DEAP / deap

Distributed Evolutionary Algorithms in Python
http://deap.readthedocs.org/
GNU Lesser General Public License v3.0
5.75k stars 1.12k forks source link

Non-optimal solution set returned #199

Closed pranavdheram closed 7 years ago

pranavdheram commented 7 years ago

Hello,

I am trying to generate an efficient frontier which can capture the portfolios with the best risk-return trade-off. suffices to say, I am trying to solve a MOOA - minimizing one function and maximizing the other. The results however, are extremely weird.

The problem itself is pretty straight-forward. I use a code very similar to the one shown in the documentation. These are the settings:

toolbox.register("mate",tools.cxSimulatedBinaryBounded, low=BOUND_LOW, up=BOUND_UP,eta=20.0) toolbox.register("mutate", tools.mutPolynomialBounded, low=BOUND_LOW, up=BOUND_UP, eta=20.0, indpb=1.0/N_Stocks) toolbox.register("select", tools.selNSGA2) toolbox.register("evaluate", evaluate_individual)
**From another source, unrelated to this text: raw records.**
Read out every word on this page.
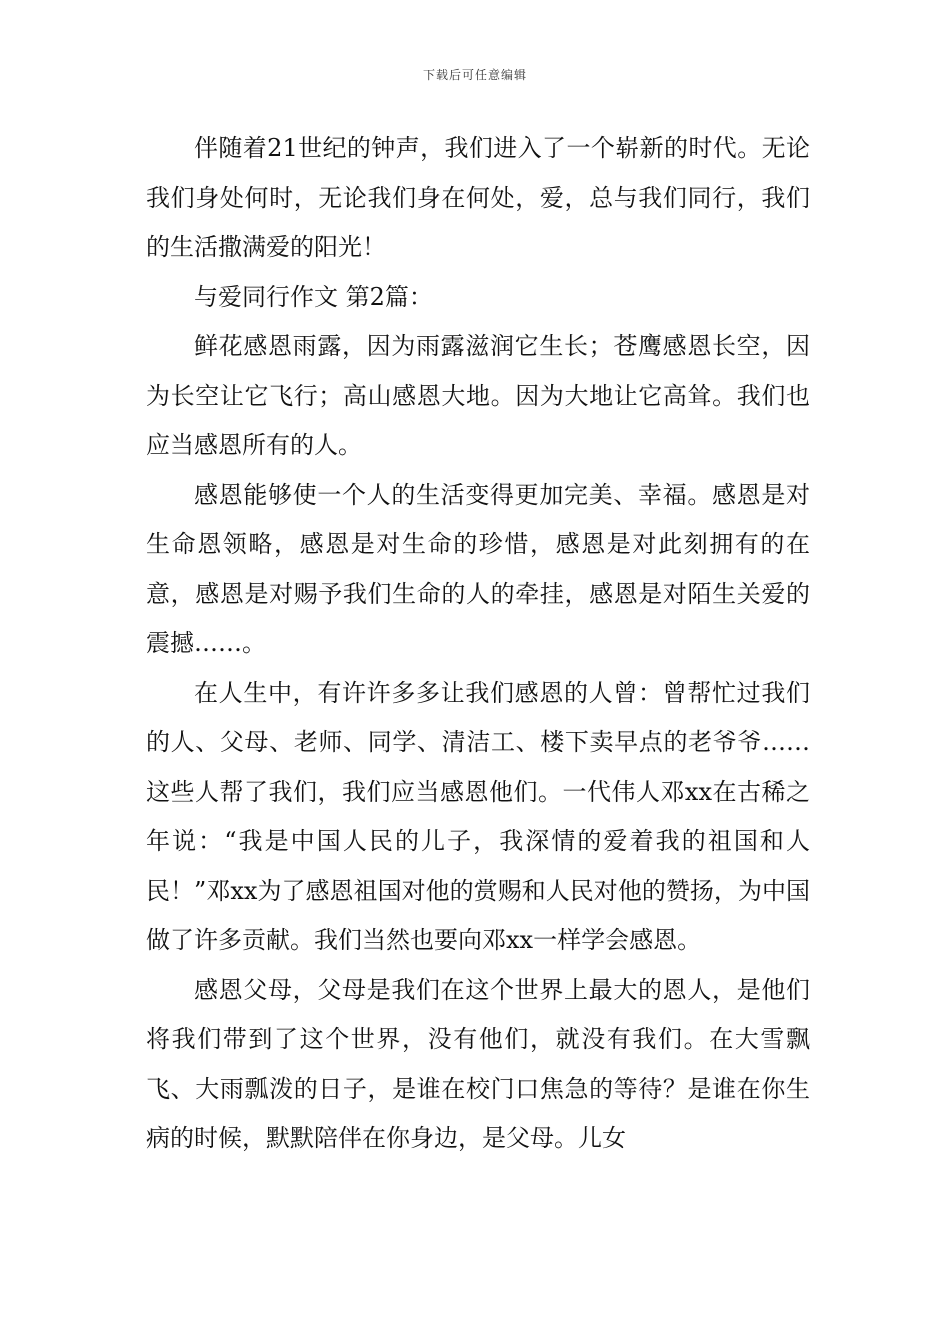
下载后可任意编辑

伴随着21世纪的钟声，我们进入了一个崭新的时代。无论我们身处何时，无论我们身在何处，爱，总与我们同行，我们的生活撒满爱的阳光！

与爱同行作文 第2篇：

鲜花感恩雨露，因为雨露滋润它生长；苍鹰感恩长空，因为长空让它飞行；高山感恩大地。因为大地让它高耸。我们也应当感恩所有的人。

感恩能够使一个人的生活变得更加完美、幸福。感恩是对生命恩领略，感恩是对生命的珍惜，感恩是对此刻拥有的在意，感恩是对赐予我们生命的人的牵挂，感恩是对陌生关爱的震撼……。

在人生中，有许许多多让我们感恩的人曾：曾帮忙过我们的人、父母、老师、同学、清洁工、楼下卖早点的老爷爷……这些人帮了我们，我们应当感恩他们。一代伟人邓xx在古稀之年说：“我是中国人民的儿子，我深情的爱着我的祖国和人民！”邓xx为了感恩祖国对他的赏赐和人民对他的赞扬，为中国做了许多贡献。我们当然也要向邓xx一样学会感恩。

感恩父母，父母是我们在这个世界上最大的恩人，是他们将我们带到了这个世界，没有他们，就没有我们。在大雪飘飞、大雨瓢泼的日子，是谁在校门口焦急的等待？是谁在你生病的时候，默默陪伴在你身边，是父母。儿女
pop = toolbox.population(100)

Now it is like any other GA. Evaluate -> Select -> mate -> mutate -> repeat.

The final results however are very weird. I was wondering if there was a problem with my 'evaluate function' but look how the algorithm progresses over generations. Once it finds a solution on the optimal frontier, is it not supposed to assign a very high fitness and ensure that this point is carried to every other generation? This clearly doesn't happen. It is losing points.
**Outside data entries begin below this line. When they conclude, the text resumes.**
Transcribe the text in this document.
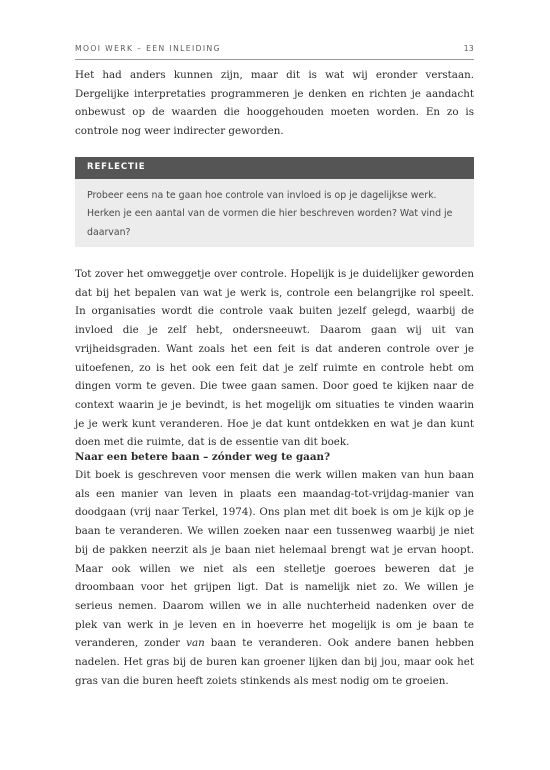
MOOI WERK – EEN INLEIDING	13

Het had anders kunnen zijn, maar dit is wat wij eronder verstaan. Dergelijke interpretaties programmeren je denken en richten je aandacht onbewust op de waarden die hooggehouden moeten worden. En zo is controle nog weer indirecter geworden.

REFLECTIE

Probeer eens na te gaan hoe controle van invloed is op je dagelijkse werk. Herken je een aantal van de vormen die hier beschreven worden? Wat vind je daarvan?

Tot zover het omweggetje over controle. Hopelijk is je duidelijker geworden dat bij het bepalen van wat je werk is, controle een belangrijke rol speelt. In organisaties wordt die controle vaak buiten jezelf gelegd, waarbij de invloed die je zelf hebt, ondersneeuwt. Daarom gaan wij uit van vrijheidsgraden. Want zoals het een feit is dat anderen controle over je uitoefenen, zo is het ook een feit dat je zelf ruimte en controle hebt om dingen vorm te geven. Die twee gaan samen. Door goed te kijken naar de context waarin je je bevindt, is het mogelijk om situaties te vinden waarin je je werk kunt veranderen. Hoe je dat kunt ontdekken en wat je dan kunt doen met die ruimte, dat is de essentie van dit boek.

Naar een betere baan – zónder weg te gaan?

Dit boek is geschreven voor mensen die werk willen maken van hun baan als een manier van leven in plaats een maandag-tot-vrijdag-manier van doodgaan (vrij naar Terkel, 1974). Ons plan met dit boek is om je kijk op je baan te veranderen. We willen zoeken naar een tussenweg waarbij je niet bij de pakken neerzit als je baan niet helemaal brengt wat je ervan hoopt. Maar ook willen we niet als een stelletje goeroes beweren dat je droombaan voor het grijpen ligt. Dat is namelijk niet zo. We willen je serieus nemen. Daarom willen we in alle nuchterheid nadenken over de plek van werk in je leven en in hoeverre het mogelijk is om je baan te veranderen, zonder van baan te veranderen. Ook andere banen hebben nadelen. Het gras bij de buren kan groener lijken dan bij jou, maar ook het gras van die buren heeft zoiets stinkends als mest nodig om te groeien.
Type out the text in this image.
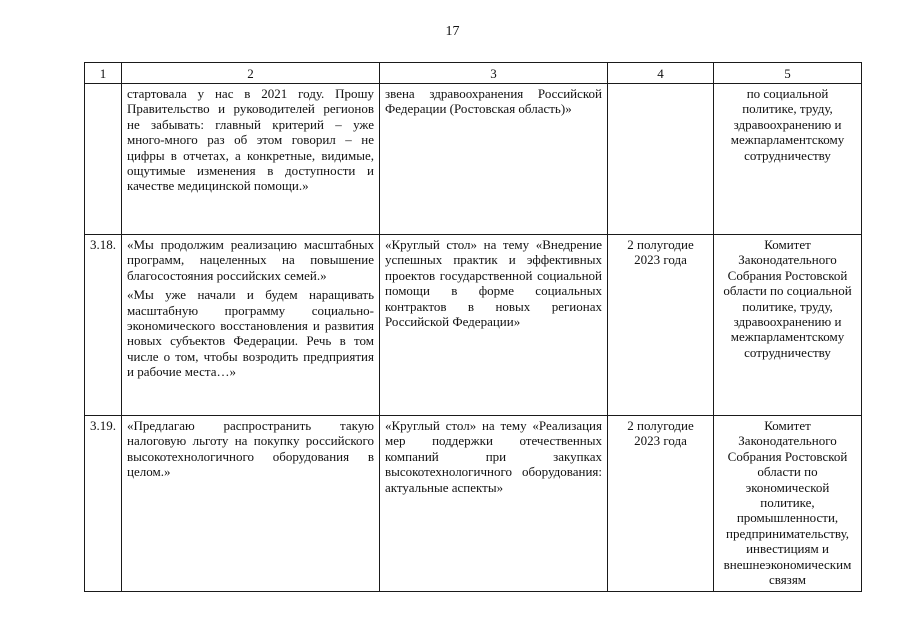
17
1	2	3	4	5

	стартовала у нас в 2021 году. Прошу Правительство и руководителей регионов не забывать: главный критерий – уже много-много раз об этом говорил – не цифры в отчетах, а конкретные, видимые, ощутимые изменения в доступности и качестве медицинской помощи.»	звена здравоохранения Российской Федерации (Ростовская область)»		по социальной политике, труду, здравоохранению и межпарламентскому сотрудничеству
3.18.	«Мы продолжим реализацию масштабных программ, нацеленных на повышение благосостояния российских семей.»

«Мы уже начали и будем наращивать масштабную программу социально-экономического восстановления и развития новых субъектов Федерации. Речь в том числе о том, чтобы возродить предприятия и рабочие места…»	«Круглый стол» на тему «Внедрение успешных практик и эффективных проектов государственной социальной помощи в форме социальных контрактов в новых регионах Российской Федерации»	2 полугодие 2023 года	Комитет Законодательного Собрания Ростовской области по социальной политике, труду, здравоохранению и межпарламентскому сотрудничеству
3.19.	«Предлагаю распространить такую налоговую льготу на покупку российского высокотехнологичного оборудования в целом.»	«Круглый стол» на тему «Реализация мер поддержки отечественных компаний при закупках высокотехнологичного оборудования: актуальные аспекты»	2 полугодие 2023 года	Комитет Законодательного Собрания Ростовской области по экономической политике, промышленности, предпринимательству, инвестициям и внешнеэкономическим связям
ga500 ga1500 ga3000 ga_result

These images are in chronological order - 500 generations, 1500 generations, 3000 generations and 10000 generations. PS: Only consider the yellow dots. The blue ones are 1000 random portfolios and I am trying to find the best ones.

Isn't this weird? Should I share my code too?
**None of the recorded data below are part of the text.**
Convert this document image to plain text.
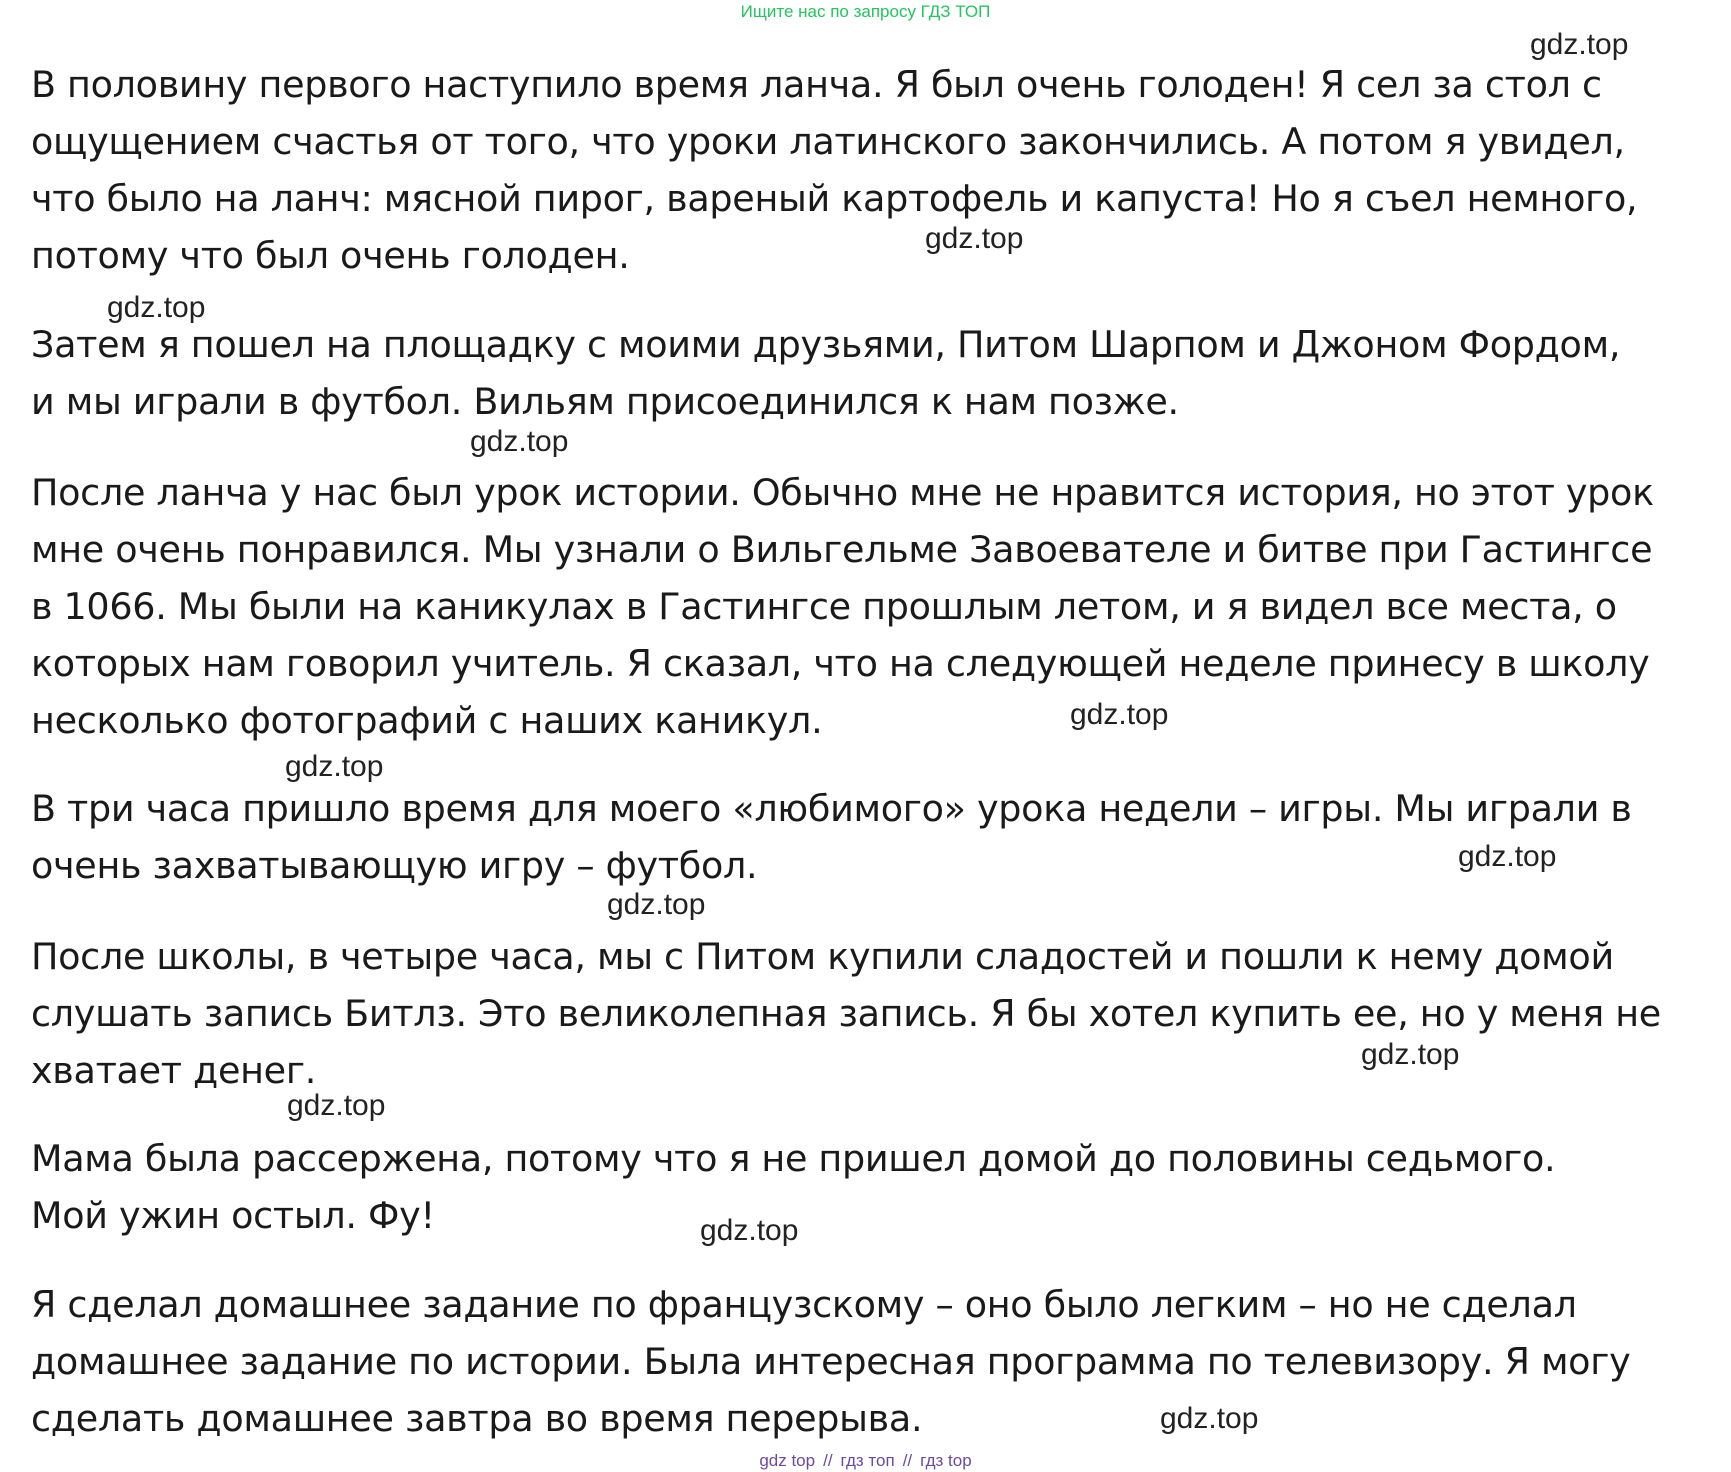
Ищите нас по запросу ГДЗ ТОП
В половину первого наступило время ланча. Я был очень голоден! Я сел за стол с
ощущением счастья от того, что уроки латинского закончились. А потом я увидел,
что было на ланч: мясной пирог, вареный картофель и капуста! Но я съел немного,
потому что был очень голоден.
Затем я пошел на площадку с моими друзьями, Питом Шарпом и Джоном Фордом,
и мы играли в футбол. Вильям присоединился к нам позже.
После ланча у нас был урок истории. Обычно мне не нравится история, но этот урок
мне очень понравился. Мы узнали о Вильгельме Завоевателе и битве при Гастингсе
в 1066. Мы были на каникулах в Гастингсе прошлым летом, и я видел все места, о
которых нам говорил учитель. Я сказал, что на следующей неделе принесу в школу
несколько фотографий с наших каникул.
В три часа пришло время для моего «любимого» урока недели – игры. Мы играли в
очень захватывающую игру – футбол.
После школы, в четыре часа, мы с Питом купили сладостей и пошли к нему домой
слушать запись Битлз. Это великолепная запись. Я бы хотел купить ее, но у меня не
хватает денег.
Мама была рассержена, потому что я не пришел домой до половины седьмого.
Мой ужин остыл. Фу!
Я сделал домашнее задание по французскому – оно было легким – но не сделал
домашнее задание по истории. Была интересная программа по телевизору. Я могу
сделать домашнее завтра во время перерыва.
gdz.top
gdz.top
gdz.top
gdz.top
gdz.top
gdz.top
gdz.top
gdz.top
gdz.top
gdz.top
gdz.top
gdz.top
gdz top // гдз топ // гдз top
osm3000 commented 7 years ago

I don't know how it is done in your Algorithm (NSGA-II, CMA-ES, ...etc), but unless the algorithm specifically use this kind of elitism (keeping the good point), it will not keep the good points for later. It is a good practice in evolutionary computation to keep record of different generations, and the good solutions. Sometimes, the evolutionary operators lead the solution to be lose diversity after some point, leading to the collapse (close points) you see in the last graph. You should consider playing with the hyperparameters of the algorithm, and see how it performs

fmder commented 7 years ago

Up until generation 3000 the result seems normal. It is the 10000 that appears to be strange. However, they are still pareto optimal. The only weird thing is that they don't spread as would do NSGA-2 in the general case. 7000 generations is a big step try pinpoint at what point you loose diversity on your front.